Schwäbische Zeitung (Tettnang)
Fataler Rückzug
Egal, aus welchen Gründen Stefan Sommer seinen Posten als Vorstandschef nun geräumt hat. Ob es nun er gewesen ist, der undiplomatisch die Eigentümer um Friedrichshafens OB Andreas Brand vor den Kopf gestoßen hat. Oder ob es Brand und die Gemeinderäte der Stadt gewesen sind, die es nicht dulden wollten, dass der selbstbewusste Manager seine Strategie ZF 2025 rigoros umsetzt. Fakt ist, der Rückzug Sommers ist ein Desaster für ZF. Der Wechsel wird das Unternehmen Zeit kosten, und es ist fraglich, ob ZF einen ähnlich kompetenten Nachfolger findet.
Sommer hat den Zulieferer auf den Weg geführt, den jeder Automobilkonzern gehen muss, wenn es nicht untergehen will. Sommer hat die Geschwindigkeit der Veränderung und das Ausmaß der Umbrüche erkannt, vor denen die Branche steht – und er hat begonnen, die alte Zahnradfabrik umzubauen.
Denn eines ist klar: Allein mit qualitativ hochwertigen mechanischen Produkten wie Getrieben und Fahrwerktechnik – jahrzehntelang das Alleinstellungsmerkmal des Unternehmens – wird ZF langfristig nicht überleben. Würde der Konzern allein auf solche Produkte seine Zukunft bauen, würde ZF mittelfristig zum Zulieferer von Zulieferern werden.
Natürlich werden auch in Zukunft noch Fahrwerktechnik und Getriebe benötigt, doch alle mechanischen Produkte müssen digital regelbar sein und sich in die Systeme autonom fahrender Autos integrieren. Wenn ZF-Getriebe das nicht können, werden sich Daimler und Co. bei anderen Zulieferern umschauen, die das als Komplettangebot anbieten. Möglicherweise werden die Zuliefer zwar ZF-Produkte nutzen, das Unternehmen wird aber Marge und den wichtigen Zugang zu Autobauern verlieren.

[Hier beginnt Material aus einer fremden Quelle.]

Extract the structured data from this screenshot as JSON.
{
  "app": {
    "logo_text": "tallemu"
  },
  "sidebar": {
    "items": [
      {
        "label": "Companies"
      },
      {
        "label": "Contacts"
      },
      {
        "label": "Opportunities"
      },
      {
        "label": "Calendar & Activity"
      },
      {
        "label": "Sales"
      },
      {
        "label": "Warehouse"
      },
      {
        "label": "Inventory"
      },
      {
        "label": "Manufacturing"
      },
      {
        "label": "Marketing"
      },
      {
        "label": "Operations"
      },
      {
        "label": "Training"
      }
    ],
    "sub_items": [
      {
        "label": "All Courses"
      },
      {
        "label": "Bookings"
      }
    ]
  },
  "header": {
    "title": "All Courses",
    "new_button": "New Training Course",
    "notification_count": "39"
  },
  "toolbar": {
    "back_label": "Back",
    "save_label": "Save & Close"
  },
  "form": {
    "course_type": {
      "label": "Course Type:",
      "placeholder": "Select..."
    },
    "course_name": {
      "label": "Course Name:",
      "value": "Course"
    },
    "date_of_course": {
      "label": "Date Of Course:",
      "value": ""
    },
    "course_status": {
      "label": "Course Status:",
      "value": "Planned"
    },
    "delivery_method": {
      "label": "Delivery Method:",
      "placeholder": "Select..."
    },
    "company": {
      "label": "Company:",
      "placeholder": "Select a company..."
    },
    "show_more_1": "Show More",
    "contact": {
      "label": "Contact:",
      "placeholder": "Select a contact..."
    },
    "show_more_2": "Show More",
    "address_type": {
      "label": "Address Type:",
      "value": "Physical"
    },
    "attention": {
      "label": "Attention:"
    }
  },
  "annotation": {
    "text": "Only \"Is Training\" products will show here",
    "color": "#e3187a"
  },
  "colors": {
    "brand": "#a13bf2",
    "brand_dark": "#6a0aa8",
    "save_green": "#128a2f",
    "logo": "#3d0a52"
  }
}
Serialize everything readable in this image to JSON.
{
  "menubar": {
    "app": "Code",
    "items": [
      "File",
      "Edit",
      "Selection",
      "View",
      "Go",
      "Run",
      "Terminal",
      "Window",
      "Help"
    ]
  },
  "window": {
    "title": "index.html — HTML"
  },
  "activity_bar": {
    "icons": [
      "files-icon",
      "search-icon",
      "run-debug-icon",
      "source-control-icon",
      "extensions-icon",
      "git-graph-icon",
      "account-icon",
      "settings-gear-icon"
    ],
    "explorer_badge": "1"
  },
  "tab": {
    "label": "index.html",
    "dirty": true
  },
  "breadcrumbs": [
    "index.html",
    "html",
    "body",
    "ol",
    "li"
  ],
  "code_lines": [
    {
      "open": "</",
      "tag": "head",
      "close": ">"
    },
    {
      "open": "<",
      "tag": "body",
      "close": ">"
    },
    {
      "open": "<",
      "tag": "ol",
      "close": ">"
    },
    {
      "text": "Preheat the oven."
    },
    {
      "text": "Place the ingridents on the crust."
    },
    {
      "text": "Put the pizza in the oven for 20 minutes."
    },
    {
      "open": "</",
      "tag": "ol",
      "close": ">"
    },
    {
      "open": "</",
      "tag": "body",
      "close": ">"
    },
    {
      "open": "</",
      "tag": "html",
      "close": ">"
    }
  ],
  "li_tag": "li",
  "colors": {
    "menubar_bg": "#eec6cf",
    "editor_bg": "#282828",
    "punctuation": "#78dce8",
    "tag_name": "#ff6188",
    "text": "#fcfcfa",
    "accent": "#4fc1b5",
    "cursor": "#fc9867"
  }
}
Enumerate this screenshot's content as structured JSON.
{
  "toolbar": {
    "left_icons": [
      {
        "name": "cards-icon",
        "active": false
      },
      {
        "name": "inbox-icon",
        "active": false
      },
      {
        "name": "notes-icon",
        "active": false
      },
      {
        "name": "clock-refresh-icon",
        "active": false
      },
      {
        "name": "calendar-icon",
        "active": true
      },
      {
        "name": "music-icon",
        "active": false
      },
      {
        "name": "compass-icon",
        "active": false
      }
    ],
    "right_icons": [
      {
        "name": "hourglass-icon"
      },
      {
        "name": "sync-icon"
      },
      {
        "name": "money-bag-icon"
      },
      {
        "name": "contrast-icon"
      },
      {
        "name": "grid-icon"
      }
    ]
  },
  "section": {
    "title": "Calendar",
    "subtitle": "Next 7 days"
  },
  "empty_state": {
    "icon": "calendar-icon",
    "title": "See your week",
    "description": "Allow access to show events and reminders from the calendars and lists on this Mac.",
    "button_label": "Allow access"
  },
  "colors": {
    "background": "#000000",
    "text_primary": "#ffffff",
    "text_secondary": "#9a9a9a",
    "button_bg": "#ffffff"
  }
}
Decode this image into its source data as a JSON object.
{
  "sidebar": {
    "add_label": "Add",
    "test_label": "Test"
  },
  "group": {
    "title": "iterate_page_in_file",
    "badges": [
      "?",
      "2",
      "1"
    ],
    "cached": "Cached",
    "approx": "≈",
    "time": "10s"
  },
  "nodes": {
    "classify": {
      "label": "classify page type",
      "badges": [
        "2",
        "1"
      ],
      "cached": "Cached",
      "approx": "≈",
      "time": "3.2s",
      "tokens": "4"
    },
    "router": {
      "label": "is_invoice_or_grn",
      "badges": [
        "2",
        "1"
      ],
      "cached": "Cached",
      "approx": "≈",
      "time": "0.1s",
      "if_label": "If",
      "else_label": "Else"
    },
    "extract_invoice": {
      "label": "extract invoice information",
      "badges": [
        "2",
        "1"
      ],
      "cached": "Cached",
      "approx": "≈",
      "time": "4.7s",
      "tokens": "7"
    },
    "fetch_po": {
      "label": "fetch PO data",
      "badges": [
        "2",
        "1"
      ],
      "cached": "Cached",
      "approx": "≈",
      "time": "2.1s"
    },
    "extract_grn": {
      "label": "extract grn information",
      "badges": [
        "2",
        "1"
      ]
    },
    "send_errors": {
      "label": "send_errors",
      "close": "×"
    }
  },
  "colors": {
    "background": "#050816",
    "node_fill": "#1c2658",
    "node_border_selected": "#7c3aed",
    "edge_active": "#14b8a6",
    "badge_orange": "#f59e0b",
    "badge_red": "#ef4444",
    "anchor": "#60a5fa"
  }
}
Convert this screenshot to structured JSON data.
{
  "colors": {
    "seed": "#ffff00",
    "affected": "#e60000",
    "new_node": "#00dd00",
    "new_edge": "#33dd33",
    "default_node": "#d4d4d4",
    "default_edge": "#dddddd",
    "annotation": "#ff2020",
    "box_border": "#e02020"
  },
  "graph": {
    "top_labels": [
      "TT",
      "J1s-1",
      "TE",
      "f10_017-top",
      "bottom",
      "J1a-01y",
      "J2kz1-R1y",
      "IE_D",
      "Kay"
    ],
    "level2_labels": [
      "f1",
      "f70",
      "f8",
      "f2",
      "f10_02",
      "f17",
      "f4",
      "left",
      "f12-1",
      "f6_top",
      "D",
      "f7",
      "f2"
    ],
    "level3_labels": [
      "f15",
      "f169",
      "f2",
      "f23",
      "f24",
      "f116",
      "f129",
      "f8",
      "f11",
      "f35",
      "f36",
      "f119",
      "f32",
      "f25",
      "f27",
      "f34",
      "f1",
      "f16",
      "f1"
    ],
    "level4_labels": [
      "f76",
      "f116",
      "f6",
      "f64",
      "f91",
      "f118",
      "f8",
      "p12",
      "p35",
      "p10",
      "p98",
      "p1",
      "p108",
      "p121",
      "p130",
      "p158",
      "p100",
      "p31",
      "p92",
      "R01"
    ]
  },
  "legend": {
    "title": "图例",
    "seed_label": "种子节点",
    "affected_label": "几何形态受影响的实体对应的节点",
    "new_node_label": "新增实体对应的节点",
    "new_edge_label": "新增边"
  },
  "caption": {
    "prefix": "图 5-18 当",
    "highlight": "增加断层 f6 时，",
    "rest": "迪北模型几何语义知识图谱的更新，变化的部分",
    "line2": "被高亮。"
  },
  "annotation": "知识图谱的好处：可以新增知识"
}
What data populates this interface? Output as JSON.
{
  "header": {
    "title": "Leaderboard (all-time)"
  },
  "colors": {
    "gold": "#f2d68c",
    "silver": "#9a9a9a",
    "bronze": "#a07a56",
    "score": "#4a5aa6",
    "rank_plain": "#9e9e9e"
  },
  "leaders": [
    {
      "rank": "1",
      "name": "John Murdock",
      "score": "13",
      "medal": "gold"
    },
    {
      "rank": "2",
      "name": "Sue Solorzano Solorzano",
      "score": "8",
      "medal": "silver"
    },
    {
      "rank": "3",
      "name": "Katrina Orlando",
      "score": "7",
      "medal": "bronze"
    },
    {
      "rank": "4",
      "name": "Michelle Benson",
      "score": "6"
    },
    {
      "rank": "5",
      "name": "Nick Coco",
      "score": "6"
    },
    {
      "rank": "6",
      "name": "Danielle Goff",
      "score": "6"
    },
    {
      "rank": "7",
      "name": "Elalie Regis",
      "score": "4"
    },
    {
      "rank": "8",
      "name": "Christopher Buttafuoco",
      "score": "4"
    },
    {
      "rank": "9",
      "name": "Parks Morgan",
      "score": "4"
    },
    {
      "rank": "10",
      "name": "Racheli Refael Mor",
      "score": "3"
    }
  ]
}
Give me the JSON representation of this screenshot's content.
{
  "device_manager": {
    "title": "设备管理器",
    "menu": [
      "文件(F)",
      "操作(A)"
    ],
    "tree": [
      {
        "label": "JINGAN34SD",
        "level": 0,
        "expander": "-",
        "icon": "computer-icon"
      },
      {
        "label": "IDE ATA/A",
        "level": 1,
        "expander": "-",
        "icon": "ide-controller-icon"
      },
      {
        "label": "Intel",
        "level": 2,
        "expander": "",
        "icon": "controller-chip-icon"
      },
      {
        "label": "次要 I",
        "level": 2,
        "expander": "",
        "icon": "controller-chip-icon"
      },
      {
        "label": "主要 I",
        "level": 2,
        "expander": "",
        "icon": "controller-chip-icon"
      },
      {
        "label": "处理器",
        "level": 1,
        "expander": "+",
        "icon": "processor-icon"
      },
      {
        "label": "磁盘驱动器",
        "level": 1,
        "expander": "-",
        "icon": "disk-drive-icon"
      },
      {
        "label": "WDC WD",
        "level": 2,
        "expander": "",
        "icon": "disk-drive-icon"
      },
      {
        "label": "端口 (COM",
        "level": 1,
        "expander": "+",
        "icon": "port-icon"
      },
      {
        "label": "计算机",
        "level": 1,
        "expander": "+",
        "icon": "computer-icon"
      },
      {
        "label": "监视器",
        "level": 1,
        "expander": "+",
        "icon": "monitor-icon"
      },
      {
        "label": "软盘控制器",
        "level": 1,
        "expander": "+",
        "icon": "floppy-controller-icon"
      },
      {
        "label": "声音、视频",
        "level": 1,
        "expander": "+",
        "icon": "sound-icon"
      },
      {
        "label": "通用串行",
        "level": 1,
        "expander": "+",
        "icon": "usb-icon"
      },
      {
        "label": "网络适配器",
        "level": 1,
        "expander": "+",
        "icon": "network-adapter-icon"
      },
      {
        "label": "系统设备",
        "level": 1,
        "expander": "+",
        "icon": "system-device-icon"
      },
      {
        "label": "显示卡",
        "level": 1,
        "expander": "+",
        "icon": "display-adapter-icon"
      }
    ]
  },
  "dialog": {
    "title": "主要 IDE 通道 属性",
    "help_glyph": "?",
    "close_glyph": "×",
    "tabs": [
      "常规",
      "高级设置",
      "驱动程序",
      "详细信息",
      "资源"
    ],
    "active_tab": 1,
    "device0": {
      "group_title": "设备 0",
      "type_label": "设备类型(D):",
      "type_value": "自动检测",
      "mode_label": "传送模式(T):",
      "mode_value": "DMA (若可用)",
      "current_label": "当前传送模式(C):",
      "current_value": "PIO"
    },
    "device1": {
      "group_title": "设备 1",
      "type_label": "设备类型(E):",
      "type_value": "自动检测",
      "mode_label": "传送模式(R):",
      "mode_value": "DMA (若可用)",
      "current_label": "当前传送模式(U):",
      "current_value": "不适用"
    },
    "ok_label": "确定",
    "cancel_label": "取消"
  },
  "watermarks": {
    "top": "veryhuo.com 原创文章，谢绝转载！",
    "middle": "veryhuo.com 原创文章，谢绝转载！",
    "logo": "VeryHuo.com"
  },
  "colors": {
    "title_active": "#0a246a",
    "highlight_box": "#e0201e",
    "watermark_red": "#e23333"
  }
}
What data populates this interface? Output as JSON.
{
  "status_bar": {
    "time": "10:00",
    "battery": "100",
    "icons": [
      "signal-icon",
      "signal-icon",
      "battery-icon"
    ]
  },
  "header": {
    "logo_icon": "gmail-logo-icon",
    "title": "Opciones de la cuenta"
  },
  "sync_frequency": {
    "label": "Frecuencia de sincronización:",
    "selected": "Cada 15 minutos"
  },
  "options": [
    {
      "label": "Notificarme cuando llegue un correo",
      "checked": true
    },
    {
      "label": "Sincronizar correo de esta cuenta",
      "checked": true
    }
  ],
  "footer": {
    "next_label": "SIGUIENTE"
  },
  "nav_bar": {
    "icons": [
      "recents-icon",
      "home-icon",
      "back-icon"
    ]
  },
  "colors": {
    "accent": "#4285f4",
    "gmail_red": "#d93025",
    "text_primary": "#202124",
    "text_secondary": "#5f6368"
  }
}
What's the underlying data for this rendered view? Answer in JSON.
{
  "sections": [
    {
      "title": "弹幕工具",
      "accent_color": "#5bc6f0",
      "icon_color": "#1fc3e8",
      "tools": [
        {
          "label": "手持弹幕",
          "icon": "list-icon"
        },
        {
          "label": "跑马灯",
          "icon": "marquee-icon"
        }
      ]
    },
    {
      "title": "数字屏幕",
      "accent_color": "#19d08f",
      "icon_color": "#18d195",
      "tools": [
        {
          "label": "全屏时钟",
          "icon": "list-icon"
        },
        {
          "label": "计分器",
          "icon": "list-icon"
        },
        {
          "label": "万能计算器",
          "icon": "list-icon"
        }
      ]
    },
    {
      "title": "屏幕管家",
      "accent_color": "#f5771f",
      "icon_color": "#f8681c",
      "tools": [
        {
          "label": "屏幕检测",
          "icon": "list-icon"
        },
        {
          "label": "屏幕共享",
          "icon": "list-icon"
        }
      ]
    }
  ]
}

Andreas Brand steht nun vor der Aufgabe, einen Nachfolger zu finden. Ein Problem, das er mitverursacht hat, indem er Einfluss nahm und den Führungsstreit nicht entschärfte. Die Suche nach einem Nachfolger ist nun doppelt schwierig, denn Topmanager werden sich genau überlegen, ob sie Vorstandsvorsitzender bei einem Unternehmen werden wollen, in dem wichtige Schritte zur Zukunftssicherung nur schwer durchgesetzt werden können.